Ce livre porte sur la réception de l’œuvre de Moltmann dans la théologie francophone.  Si on peut regretter que le deuxième mouvement de cette pensée théologique : le renouvellement de la théologie trinitaire, l’affirmation de la personnalité et de la dynamique de l’Esprit saint,  une théologie écologique de la Création, ait été méconnu dans l’espace francophone, le premier mouvement, celui des années 1960 et 1970 a trouvé, quant à lui, un accueil favorable. Rodolphe Gozegba nous montre le retentissement d’une pensée qui a ouvert une nouvelle perspective. Son livre et une ressource majeure pour approfondir cet apport. Cependant, si cette pensée a été bien accueillie en France, elle a suscité également des échos dans le contexte africain. Dans sa préface, Marc Boss, nous rapporte que, lors de la soutenance, Rodolphe Gozegba « a rappelé que cette thèse est pour lui une « phase préparatoire » d’un projet de recherche à plus long terme ». Rodolphe Gozegba souhaite en effet contribuer au développement d’une théologie en phase avec l’Afrique. Mais, dès maintenant, il peut écrire : « L’analyse des commentateurs francophones de Moltmann m’a apporté énormément sur le plan personnel, me laissant entrevoir de nouvelles perspectives pour mon pays et pour le continent africain qui voit son peuple confronté à de graves souffrances » (p 330).

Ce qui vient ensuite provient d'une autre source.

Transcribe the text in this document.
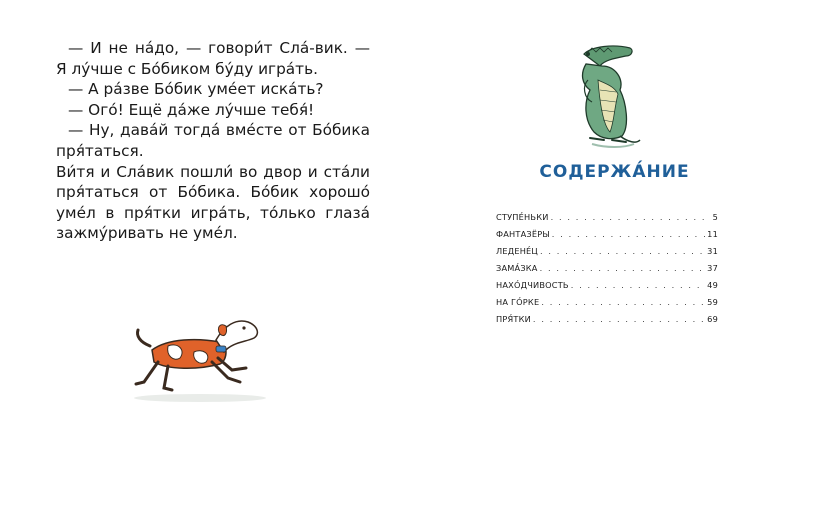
— И не на́до, — говори́т Сла́-вик. — Я лу́чше с Бо́биком бу́ду игра́ть.

— А ра́зве Бо́бик уме́ет иска́ть?

— Ого́! Ещё да́же лу́чше тебя́!

— Ну, дава́й тогда́ вме́сте от Бо́бика пря́таться.

Ви́тя и Сла́вик пошли́ во двор и ста́ли пря́таться от Бо́бика. Бо́бик хорошо́ уме́л в пря́тки игра́ть, то́лько глаза́ зажму́ривать не уме́л.

СОДЕРЖА́НИЕ
СТУПЕ́НЬКИ . . .	5
ФАНТАЗЁРЫ . . .	11
ЛЕДЕНЕ́Ц . . .	31
ЗАМА́ЗКА . . .	37
НАХО́ДЧИВОСТЬ . . .	49
НА ГО́РКЕ . . .	59
ПРЯ́ТКИ . . .	69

Rodolphe Gozegba  énonce les apports privilégiés de la théologie de Moltmann pour l’Afrique en trois orientations : une théologie de l’immanence, une théologie de l’humain, un message de libération. « Moltmann  nous présente un Dieu immanent, un Dieu présent, un Dieu miséricordieux à l’écoute des humains et qui les soulage de leur fardeau….. La théologie de Moltmann place l’humain au centre même de l’amour de Dieu.. Quand l’humain souffre, Dieu ne l’abandonne pas, mais vient vers lui pour le sauver… Tout au long de notre étude, nous avons vu que Moltmann et ses commentateurs francophones ne cessent de souligner les interactions entre Dieu et l’humain par l’existence de relations entre Dieu et le monde, l’Eglise et la société, le spirituel et le temporel…La théologie de Moltmann proclame un message de libération. Lui-même ne manque pas de relever le caractère essentiel de cette affirmation en disant que s’il devait réécrire aujourd’hui son ouvrage : Théologie de l’espérance, il l’intitulerait : Théologie de la libération. Pour nous, c’est inciter à l’action les responsables politiques, l’Eglise et les chrétiens…. La mission de l’Eglise n’est pas seulement spirituelle, mais aussi sociale. Elle doit se sentir appelée à jouer un rôle « prophétique » dans la société, à être la « voix » des faibles, des laissés pour compte, des pauvres… » (p 330-331).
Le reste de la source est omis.